This results in a ritual they seem to think is a game, but I am quite serious about. I knock on the window, they hear me but ignore the threat, I then have to go outside, they look at me unphased and keep eating, I have to run to chase them away, they half- climb a tree and see if I'll get any closer. The game goes a few different directions from there depending on how many times I've already chased them that day. Yes, I've put grease on the pole, I've sprayed it with coconut oil, I've tried. One squirrel even showed such disrespect as to lick the grease off!
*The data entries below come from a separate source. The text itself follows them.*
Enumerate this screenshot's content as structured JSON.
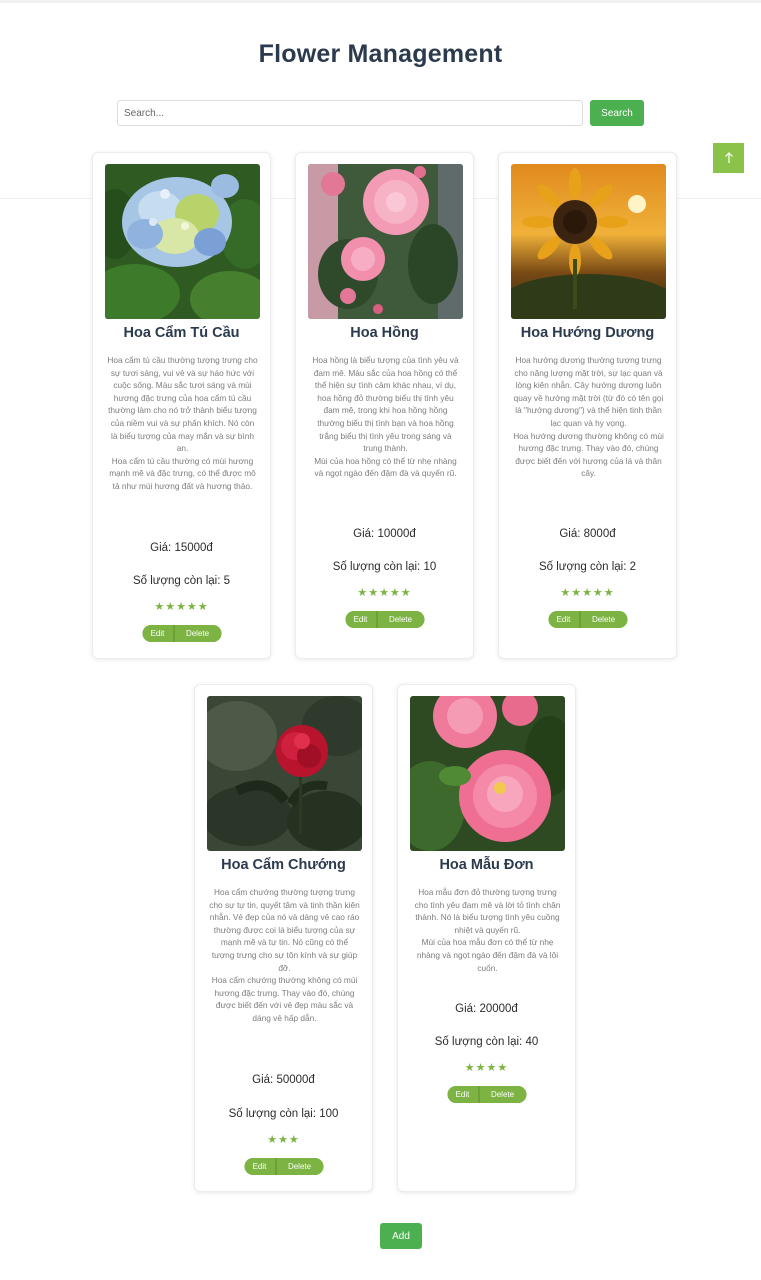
{
  "page": {
    "title": "Flower Management"
  },
  "search": {
    "placeholder": "Search...",
    "value": "",
    "button_label": "Search"
  },
  "scroll_top": {
    "icon": "arrow-up-icon",
    "glyph": "↑"
  },
  "colors": {
    "primary_green": "#4caf50",
    "accent_green": "#7cb342",
    "title": "#2b3a4d"
  },
  "flowers": [
    {
      "name": "Hoa Cẩm Tú Cầu",
      "description": "Hoa cẩm tú cầu thường tượng trưng cho sự tươi sáng, vui vẻ và sự háo hức với cuộc sống. Màu sắc tươi sáng và mùi hương đặc trưng của hoa cẩm tú cầu thường làm cho nó trở thành biểu tượng của niềm vui và sự phấn khích. Nó còn là biểu tượng của may mắn và sự bình an.\nHoa cẩm tú cầu thường có mùi hương mạnh mẽ và đặc trưng, có thể được mô tả như mùi hương đất và hương thảo.",
      "price": "Giá: 15000đ",
      "quantity": "Số lượng còn lại: 5",
      "rating": 5,
      "stars": "★★★★★",
      "image": "hydrangea-image",
      "edit_label": "Edit",
      "delete_label": "Delete"
    },
    {
      "name": "Hoa Hồng",
      "description": "Hoa hồng là biểu tượng của tình yêu và đam mê. Màu sắc của hoa hồng có thể thể hiện sự tình cảm khác nhau, ví dụ, hoa hồng đỏ thường biểu thị tình yêu đam mê, trong khi hoa hồng hồng thường biểu thị tình bạn và hoa hồng trắng biểu thị tình yêu trong sáng và trung thành.\nMùi của hoa hồng có thể từ nhẹ nhàng và ngọt ngào đến đậm đà và quyến rũ.",
      "price": "Giá: 10000đ",
      "quantity": "Số lượng còn lại: 10",
      "rating": 5,
      "stars": "★★★★★",
      "image": "rose-image",
      "edit_label": "Edit",
      "delete_label": "Delete"
    },
    {
      "name": "Hoa Hướng Dương",
      "description": "Hoa hướng dương thường tượng trưng cho năng lượng mặt trời, sự lạc quan và lòng kiên nhẫn. Cây hướng dương luôn quay về hướng mặt trời (từ đó có tên gọi là \"hướng dương\") và thể hiện tinh thần lạc quan và hy vọng.\nHoa hướng dương thường không có mùi hương đặc trưng. Thay vào đó, chúng được biết đến với hương của lá và thân cây.",
      "price": "Giá: 8000đ",
      "quantity": "Số lượng còn lại: 2",
      "rating": 5,
      "stars": "★★★★★",
      "image": "sunflower-image",
      "edit_label": "Edit",
      "delete_label": "Delete"
    },
    {
      "name": "Hoa Cẩm Chướng",
      "description": "Hoa cẩm chướng thường tượng trưng cho sự tự tin, quyết tâm và tinh thần kiên nhẫn. Vẻ đẹp của nó và dáng vẻ cao ráo thường được coi là biểu tượng của sự mạnh mẽ và tự tin. Nó cũng có thể tượng trưng cho sự tôn kính và sự giúp đỡ.\nHoa cẩm chướng thường không có mùi hương đặc trưng. Thay vào đó, chúng được biết đến với vẻ đẹp màu sắc và dáng vẻ hấp dẫn.",
      "price": "Giá: 50000đ",
      "quantity": "Số lượng còn lại: 100",
      "rating": 3,
      "stars": "★★★",
      "image": "carnation-image",
      "edit_label": "Edit",
      "delete_label": "Delete"
    },
    {
      "name": "Hoa Mẫu Đơn",
      "description": "Hoa mẫu đơn đỏ thường tượng trưng cho tình yêu đam mê và lời tỏ tình chân thành. Nó là biểu tượng tình yêu cuồng nhiệt và quyến rũ.\nMùi của hoa mẫu đơn có thể từ nhẹ nhàng và ngọt ngào đến đậm đà và lôi cuốn.",
      "price": "Giá: 20000đ",
      "quantity": "Số lượng còn lại: 40",
      "rating": 4,
      "stars": "★★★★",
      "image": "peony-image",
      "edit_label": "Edit",
      "delete_label": "Delete"
    }
  ],
  "add_button_label": "Add"
}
But I also love them. I've given them some different ground food items and it is the greatest social experiment. It has taught me so much about myself as I watch these little guys chase away one another from their food haul. As if they did anything besides show up and find free food... Absurd. I put two whole apples that had started going bad out there the other day. Seeing them climbing around with this huge thing in their mouth so they don't have to share was a delight. I also accidentally richoted a piece of bread right into ones face. Squirrel was temporarily stunned but then intent on carrying a piece of bread the size of it's body to wherever it could.
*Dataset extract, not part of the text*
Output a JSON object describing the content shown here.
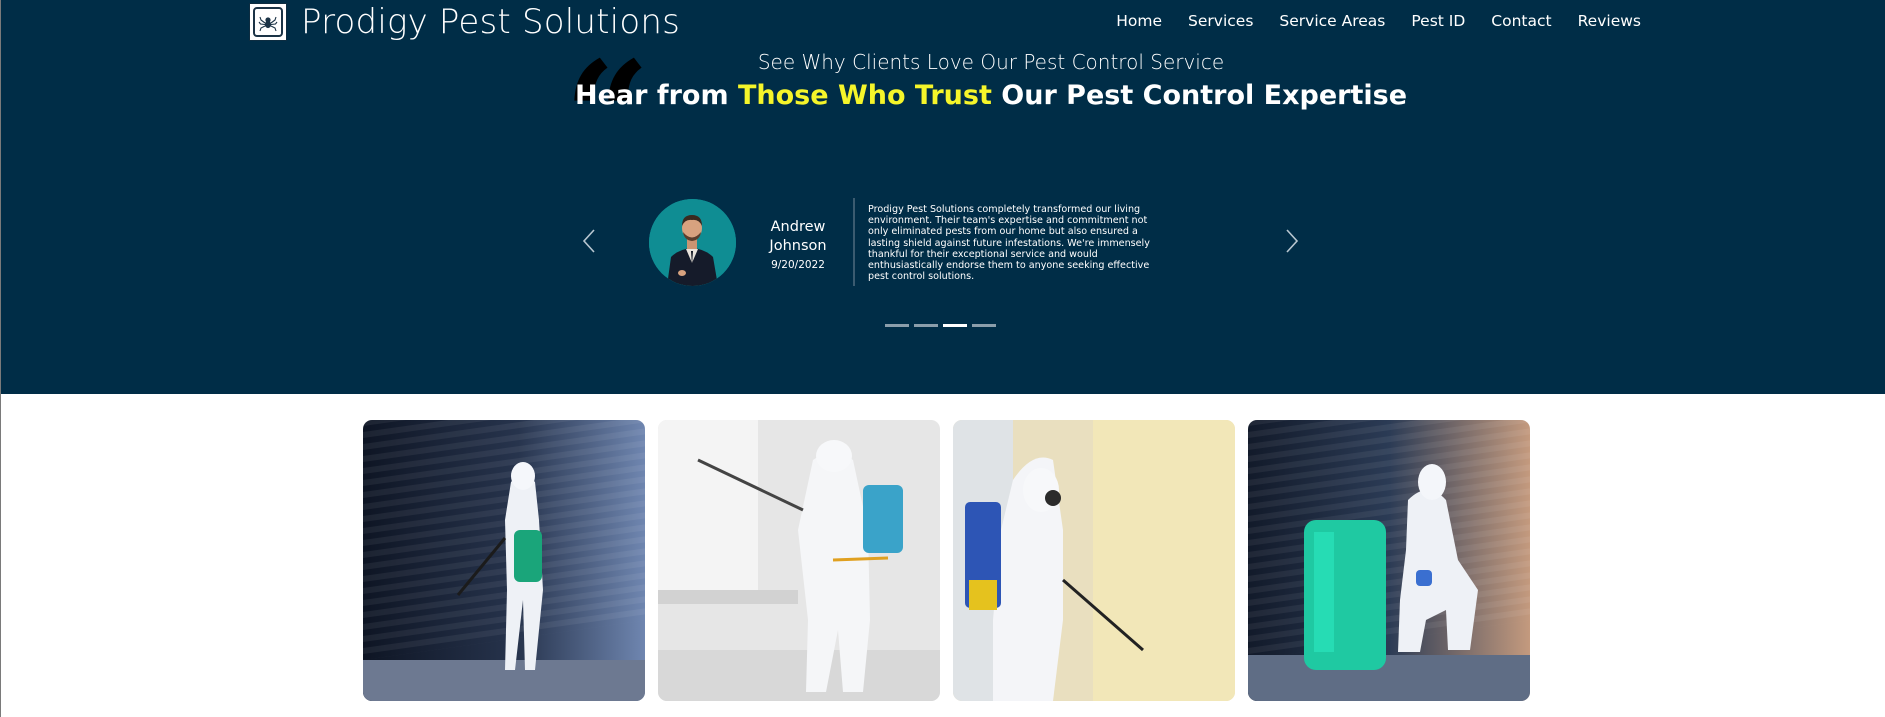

But man oh man, watching them chase the others away from their free ground seed... My word. Conviction. I feel like I'm so much like those little guys. "Hey, this is mine, back off!" I did nothing to deserve it and where it comes from is a God who would continue to provide and pour out even more. But instead of sharing, I just hoard and chase away with a scarcity mindset.
A squirrel scarcity mindset instead of an abundant God mindset. I sit here knowing I have more seed to feed, but they cannot possibly risk sharing. And I know God is the same. If I pour out and give, he will pour back in even more adundantly.